Despite a lot of my timidity issues, there seem to be a few word gifts lurking under the surface - especially exhortation, pastoring, and maybe teaching. I have exercised some these gifts in very intimate settings - with close friends or small groups, but still lack the confidence to speak out in larger group settings or with people that I don't know as well. Definitely as issue of confidence and authority. I realized that I assign authority to people with lots of knowledge, training, education, and experience. But this is the world's definition of authority. On the other hand, Jesus decided to give authority to young, inexperienced, uneducated disciples. They healed the sick, performed miracles, and cast out demons, drawing their authority from the source - Jesus Christ himself. When we come into the Kingdom of God, the Holy Spirit gives us authority to speak truth and preach the gospel. While some Christians seem to have more spiritual authority than others, we all have these basic points of authority.

The next step in really owning and unearthing these word gifts really seems to involve embracing the authority that I have as an ambassador of Christ through the work of the Holy Spirit. In those situations where I feel great empathy and grief, I will be able to speak encouraging words of love and truth. Where I see apathy and inaction, I will be able to speak words of correction and rebuke - not from a place of perfection but from a place of believing God when He says that He intended more.

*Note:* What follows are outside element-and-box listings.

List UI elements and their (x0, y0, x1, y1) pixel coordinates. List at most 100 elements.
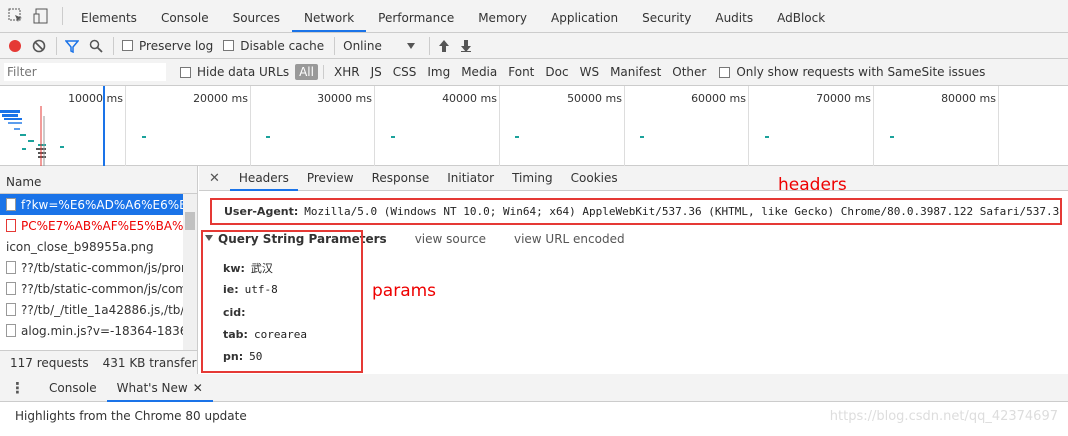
request-list-scrollbar[interactable] (183, 194, 197, 350)
tab-response[interactable]: Response (363, 171, 439, 185)
tab-sources[interactable]: Sources (221, 11, 292, 32)
filter-type-other[interactable]: Other (668, 64, 710, 80)
filter-type-manifest[interactable]: Manifest (606, 64, 665, 80)
headers-annotation: headers (778, 175, 847, 195)
filter-type-img[interactable]: Img (423, 64, 454, 80)
import-har-button[interactable] (438, 39, 450, 53)
filter-type-xhr[interactable]: XHR (330, 64, 364, 80)
timeline-tick-label: 30000 ms (317, 92, 372, 105)
timeline-request-mark (391, 136, 395, 138)
filter-type-ws[interactable]: WS (576, 64, 603, 80)
request-name: ??/tb/static-common/js/com.. (21, 281, 195, 296)
timeline-request-mark (765, 136, 769, 138)
network-toolbar: Preserve log Disable cache Online (0, 33, 1068, 59)
tab-headers[interactable]: Headers (229, 165, 298, 191)
user-agent-header-row: User-Agent: Mozilla/5.0 (Windows NT 10.0… (210, 198, 1062, 225)
script-icon (6, 261, 16, 274)
filter-type-all[interactable]: All (295, 64, 318, 80)
request-list: Name f?kw=%E6%AD%A6%E6%B1% PC%E7%AB%AF%E… (0, 166, 198, 374)
filter-type-js[interactable]: JS (367, 64, 386, 80)
request-row[interactable]: ??/tb/static-common/js/prom (0, 257, 197, 278)
param-value: 50 (249, 350, 263, 363)
record-icon (9, 39, 21, 52)
filter-type-doc[interactable]: Doc (541, 64, 572, 80)
request-row[interactable]: PC%E7%AB%AF%E5%BA%95. (0, 215, 197, 236)
timeline-tick-label: 40000 ms (442, 92, 497, 105)
checkbox[interactable] (122, 40, 133, 51)
filter-toggle-button[interactable] (65, 39, 79, 53)
device-toolbar-icon[interactable] (32, 6, 52, 26)
drawer-tab-whats-new[interactable]: What's New ✕ (106, 374, 213, 402)
hide-data-urls-checkbox[interactable]: Hide data URLs (180, 65, 289, 79)
timeline-gridline (748, 86, 749, 166)
request-row[interactable]: icon_close_b98955a.png (0, 236, 197, 257)
clear-button[interactable] (32, 39, 46, 53)
document-icon (6, 198, 16, 211)
record-button[interactable] (8, 39, 22, 53)
checkbox[interactable] (719, 66, 731, 78)
timeline-gridline (125, 86, 126, 166)
timeline-gridline (624, 86, 625, 166)
network-overview-timeline[interactable]: 10000 ms 20000 ms 30000 ms 40000 ms 5000… (0, 86, 1068, 166)
close-tab-icon[interactable]: ✕ (193, 381, 203, 395)
preserve-log-checkbox[interactable]: Preserve log (122, 39, 213, 53)
divider (62, 7, 63, 25)
filter-type-font[interactable]: Font (504, 64, 538, 80)
tab-performance[interactable]: Performance (366, 11, 466, 32)
tab-memory[interactable]: Memory (466, 11, 539, 32)
filter-type-media[interactable]: Media (457, 64, 501, 80)
request-name: f?kw=%E6%AD%A6%E6%B1% (21, 197, 197, 212)
request-name: ??/tb/_/title_1a42886.js,/tb/_/t (21, 302, 197, 317)
export-har-button[interactable] (460, 39, 472, 53)
tab-adblock[interactable]: AdBlock (765, 11, 837, 32)
timeline-gridline (998, 86, 999, 166)
disable-cache-checkbox[interactable]: Disable cache (223, 39, 324, 53)
param-key: tab: (223, 328, 248, 341)
filter-input[interactable] (4, 63, 166, 81)
param-key: ie: (223, 283, 239, 296)
timeline-tick-label: 60000 ms (691, 92, 746, 105)
query-param-row: ie: utf-8 (223, 282, 278, 296)
tab-security[interactable]: Security (630, 11, 703, 32)
timeline-tick-label: 80000 ms (941, 92, 996, 105)
timeline-request-bars (0, 86, 105, 166)
request-row[interactable]: alog.min.js?v=-18364-18364 (0, 320, 197, 341)
checkbox[interactable] (180, 66, 191, 78)
divider (429, 36, 431, 55)
name-column-header[interactable]: Name (0, 166, 197, 194)
timeline-tick-label: 20000 ms (193, 92, 248, 105)
request-count: 117 requests (10, 355, 89, 370)
tab-audits[interactable]: Audits (703, 11, 765, 32)
tab-application[interactable]: Application (539, 11, 630, 32)
param-key: kw: (223, 262, 245, 275)
search-button[interactable] (89, 39, 103, 53)
tab-timing[interactable]: Timing (503, 171, 562, 185)
request-row[interactable]: ??/tb/_/title_1a42886.js,/tb/_/t (0, 299, 197, 320)
scrollbar-thumb[interactable] (185, 212, 195, 230)
image-icon (6, 219, 16, 232)
query-param-row: cid: (223, 305, 252, 319)
close-detail-icon[interactable]: ✕ (205, 171, 224, 186)
view-source-link[interactable]: view source (415, 232, 486, 246)
view-url-encoded-link[interactable]: view URL encoded (514, 232, 625, 246)
divider (56, 36, 57, 55)
tab-network[interactable]: Network (292, 11, 367, 32)
tab-preview[interactable]: Preview (298, 171, 363, 185)
throttle-select[interactable]: Online (343, 39, 416, 53)
tab-elements[interactable]: Elements (69, 11, 149, 32)
checkbox[interactable] (223, 40, 235, 51)
more-menu-icon[interactable]: ⋮ (10, 379, 25, 397)
tab-console[interactable]: Console (149, 11, 221, 32)
main-tab-bar: Elements Console Sources Network Perform… (0, 0, 1068, 33)
inspect-element-icon[interactable] (6, 6, 26, 26)
request-row[interactable]: ??/tb/static-common/js/com.. (0, 278, 197, 299)
tab-initiator[interactable]: Initiator (438, 171, 503, 185)
tab-cookies[interactable]: Cookies (562, 171, 627, 185)
drawer-tab-bar: ⋮ Console What's New ✕ (0, 374, 1068, 402)
request-row[interactable]: f?kw=%E6%AD%A6%E6%B1% (0, 194, 197, 215)
filter-bar: Hide data URLs All XHR JS CSS Img Media … (0, 59, 1068, 86)
query-param-row: pn: 50 (223, 349, 262, 363)
filter-type-css[interactable]: CSS (389, 64, 421, 80)
samesite-checkbox[interactable]: Only show requests with SameSite issues (719, 65, 985, 79)
drawer-tab-console[interactable]: Console (39, 381, 107, 395)
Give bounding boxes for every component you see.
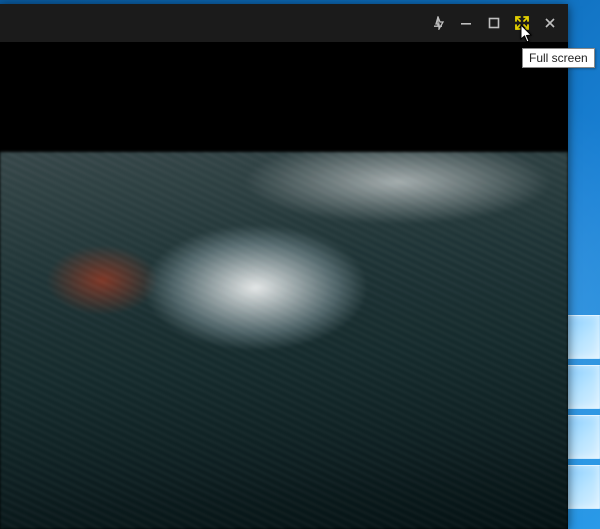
maximize-button[interactable] <box>480 9 508 37</box>
close-icon <box>543 16 557 30</box>
pin-button[interactable] <box>424 9 452 37</box>
media-player-window <box>0 4 568 529</box>
desktop: Full screen <box>0 0 600 529</box>
close-button[interactable] <box>536 9 564 37</box>
fullscreen-icon <box>514 15 530 31</box>
video-texture <box>0 152 568 529</box>
tooltip: Full screen <box>522 48 595 68</box>
video-area[interactable] <box>0 42 568 529</box>
tooltip-text: Full screen <box>529 51 588 65</box>
minimize-button[interactable] <box>452 9 480 37</box>
minimize-icon <box>459 16 473 30</box>
titlebar <box>0 4 568 42</box>
video-frame <box>0 152 568 529</box>
pin-icon <box>431 16 445 30</box>
fullscreen-button[interactable] <box>508 9 536 37</box>
maximize-icon <box>487 16 501 30</box>
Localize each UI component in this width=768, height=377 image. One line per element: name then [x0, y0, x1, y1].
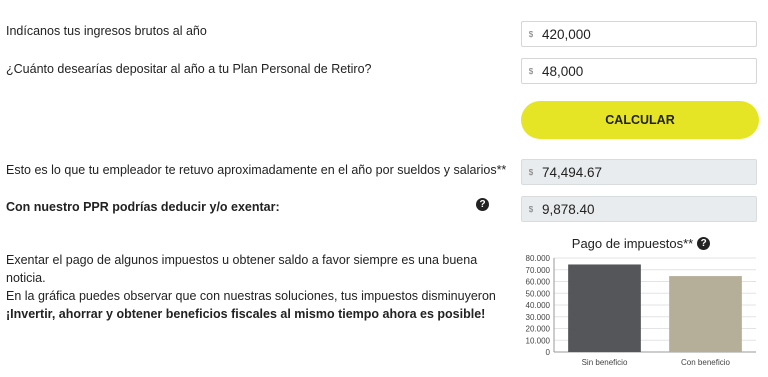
chart-y-tick-label: 20.000: [526, 325, 551, 334]
info-line-1: Exentar el pago de algunos impuestos u o…: [6, 253, 478, 285]
chart-y-tick-label: 40.000: [526, 301, 551, 310]
chart-y-tick-label: 0: [546, 348, 551, 357]
chart-y-tick-label: 80.000: [526, 254, 551, 263]
info-paragraph: Exentar el pago de algunos impuestos u o…: [6, 251, 506, 323]
chart-title-row: Pago de impuestos** ?: [521, 236, 761, 251]
income-value[interactable]: 420,000: [540, 27, 591, 42]
deposit-label: ¿Cuánto desearías depositar al año a tu …: [6, 62, 372, 76]
chart-x-tick-label: Sin beneficio: [582, 358, 628, 367]
calculate-button[interactable]: CALCULAR: [521, 101, 759, 139]
question-circle-icon[interactable]: ?: [476, 198, 489, 211]
withheld-field: $ 74,494.67: [521, 159, 757, 185]
income-currency: $: [528, 29, 534, 39]
deduct-currency: $: [528, 204, 534, 214]
chart-y-tick-label: 60.000: [526, 278, 551, 287]
tax-chart: 0 10.000 20.000 30.000 40.000 50.000 60.000 70.…: [526, 254, 756, 367]
withheld-label: Esto es lo que tu empleador te retuvo ap…: [6, 163, 507, 177]
deduct-field: $ 9,878.40: [521, 196, 757, 222]
chart-y-tick-label: 10.000: [526, 336, 551, 345]
deduct-label: Con nuestro PPR podrías deducir y/o exen…: [6, 200, 280, 214]
withheld-value: 74,494.67: [542, 164, 603, 180]
chart-y-tick-label: 50.000: [526, 289, 551, 298]
question-circle-icon[interactable]: ?: [697, 237, 711, 250]
info-line-2: En la gráfica puedes observar que con nu…: [6, 289, 496, 303]
deposit-field[interactable]: $ 48,000: [521, 58, 757, 84]
income-field[interactable]: $ 420,000: [521, 21, 757, 47]
income-label: Indícanos tus ingresos brutos al año: [6, 24, 207, 38]
withheld-currency: $: [528, 167, 534, 177]
chart-title: Pago de impuestos**: [571, 236, 694, 251]
chart-y-tick-label: 70.000: [526, 266, 551, 275]
deposit-currency: $: [528, 66, 534, 76]
deposit-value[interactable]: 48,000: [540, 64, 583, 79]
deduct-value: 9,878.40: [542, 201, 595, 217]
chart-x-tick-label: Con beneficio: [681, 358, 730, 367]
info-line-3: ¡Invertir, ahorrar y obtener beneficios …: [6, 307, 486, 321]
chart-bar: [669, 276, 742, 352]
chart-bar: [568, 264, 641, 352]
chart-y-tick-label: 30.000: [526, 313, 551, 322]
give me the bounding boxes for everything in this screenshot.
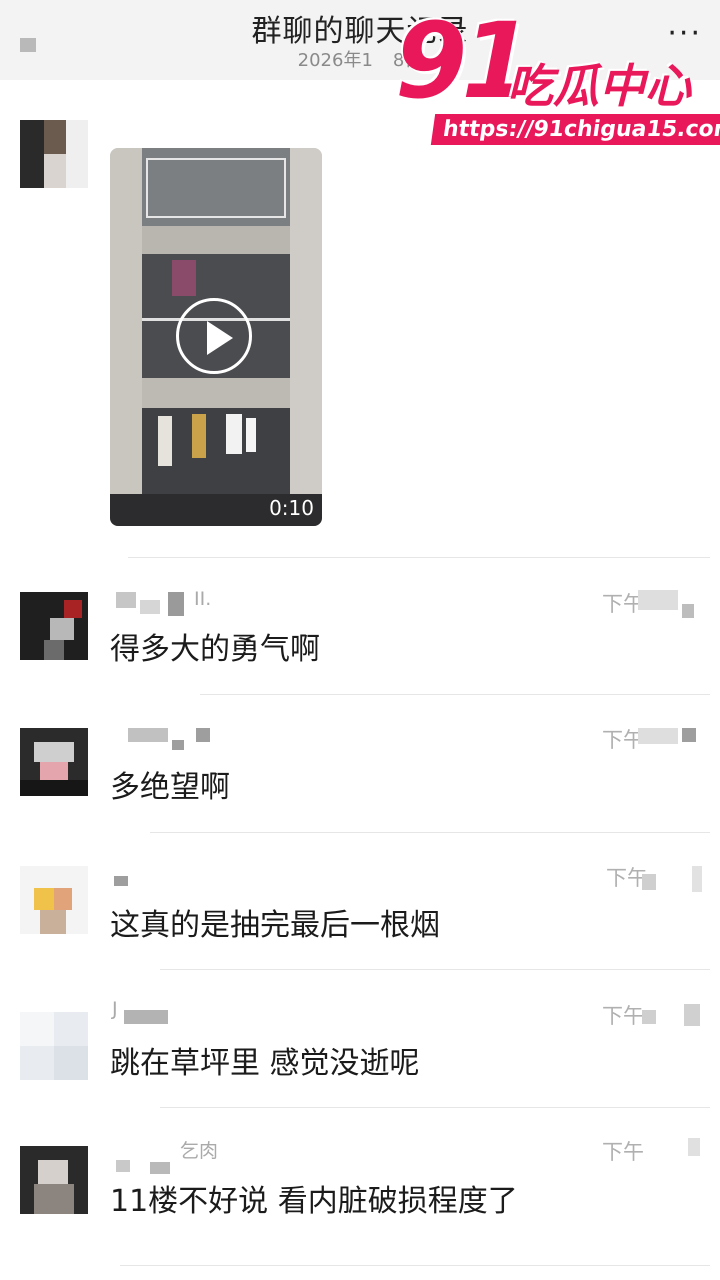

Finally... I'm learning to embrace the truth that all growth comes through risk. I need to let go of my tendencies toward perfectionism and define the new meaning of excellence as a place in which I risk boldly for Jesus. My worth does not come from what I achieve on my own, but what I trust God to do through me. Once again I commit to take courage and step out in faith, trusting God to be at my side and transform me into a new creation, for the glory of His name.

1 comment:

  1. What a thoughtful and thought-provoking post. Thanks for sharing. I can definitely relate to the issues of timidity and speaking out in large groups. My gifts also seem to lie in the areas of mercy and giving and service. I am so glad God can use each of us for His glory!